Конечно, я сразу понял, что Кира не могла нанести столь сильный удар. Меня очень смутила сцена у сауны, когда вернувшаяся Юлия позвала Киру, и та, одетая в ее купальный костюм и шапочку, снова прошла в сауну, где они и обменялись одеждой. Поэтому им и пришлось использовать для мокрого купальника корзину с чистым бельем. Вот вам и вся загадка этого преступления.
Все посмотрели на Юлию. Она сидела спокойно, глядя перед собой. В отличие от сцены в гостиной, когда она потеряла сознание, теперь женщина была спокойна, очень спокойна.
– Они были ублюдками, – убежденно сказала Юлия, – настоящей мразью. Виктору я надоела, и он решил развлечься, устроив мне… в общем, их было двое. Он и его брат. Я для того и приехала вместе с Юрием сюда, чтобы им отомстить. Убить, разорвать этих котов своими руками. И я очень довольна, что мне это удалось. Вы слышите меня, я очень довольна, что своими руками удавила двух мерзавцев.
Все ошеломленно молчали.
– Он прав, Юля? – тихо спросил Олег. – Все так было, как он рассказал?
Инна отшатнулась от Юлии.
– Да, – ответила женщина, – все так и было. Только я не хотела убивать Виктора сразу. Хотела с ним поговорить. А он уже был выпивши. Как увидел меня в своем номере, так и стал в постель тянуть, вспомнил прошлое. Ему одной Инны было мало. Вот тогда я и решила, что он жить не должен.
– А с Юрой?
Юлия расстегнула блузку, сорвала с себя лифчик, показывая свою грудь. На ней были темные багровые пятна.
– Он сразу догадался, что ударить ножом могла только я. И избил меня в ту ночь, требуя все рассказать. Но я ничего не сказала. Тогда он решил найти деньги и взял ключи, чтобы поискать у Киры. Я видела, как он туда шел. И взяла его пистолет. Дверь в номер была открыта. Я вошла туда и сразу выстрелила. А потом бросила пистолет. Ни о чем больше думать не хотелось. Но Кира настояла на том, чтобы туда вернуться. Я не смогла, и тогда она пошла сама.
– Юля, – тихо сказала Инна, – ты меня прости. Я ведь ничего не знала. Я ничего не знала.
Она громко заплакала. За ней заплакала и Света. Последней разрыдалась Юлия. Появившаяся стюардесса ничего не понимала. Мужчины сидели хмурые и мрачные.
– А почему вы не рассказали всю правду комиссару? – спросил Рауф. – Он мог бы вас понять.
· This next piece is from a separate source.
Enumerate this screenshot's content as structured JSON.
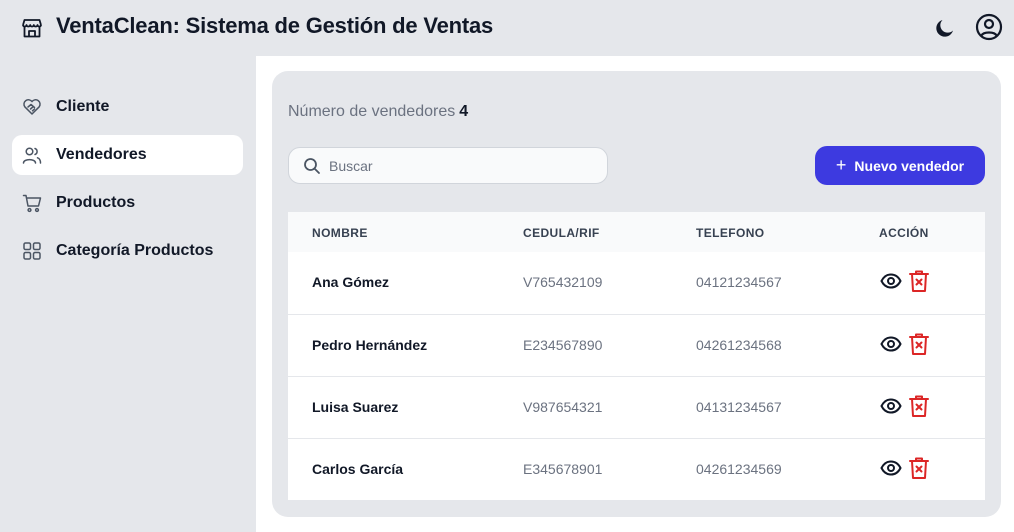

– Возможно, – кивнул Дронго, – а возможно, и нет. Там свое традиционное, патриархальное общество. Вряд ли Юля набралась бы храбрости рассказать обо всем чужому человеку. Синяки к моменту, когда состоится суд, наверняка бы прошли. А говорить о том, что ее бил бывший друг или его брат… Для суда это был бы не очень убедительный аргумент. За это нельзя убивать двоих мужчин. Здесь вам не феминистский Запад, где ее могли бы оправдать. Здесь ее ждало бы пожизненное заключение.
– А вы альтруист, – угрюмо сказал Олег.
– Дело не в этом, – возразил Дронго. – Просто я вспомнил еще о ребенке Юлии. У нее погиб муж, и она одна воспитывает ребенка. Может, это действительно альтруизм, но я обязан был помнить и об этом.
В салоне наступило молчание.
– Вы правильно поступили, – горячо сказал Рауф, – вы оказались умнее нас всех. Умнее и благороднее.
Инна взглянула сквозь слезы на Дронго. Юлия тоже посмотрела на него. Но в глазах была пустота, словно океан был осушен и его больше не существовало. Дронго отвернулся, чтобы не смотреть в ее глаза.
Через два часа, когда самолет пошел на посадку, Юлия вдруг встала и, подойдя к Дронго, тихо сказала:
– Спасибо.
И больше они не сказали ни слова, пока не вышли из самолета. А в аэропорту Юлию встречала ее дочь, приехавшая туда с тетей. Обнимая дочку, молодая женщина взглянула на Дронго и разрыдалась. Он прошел мимо, подмигнув девоч ке, которая смотрела на него и не понимала, почему мама так горько плачет.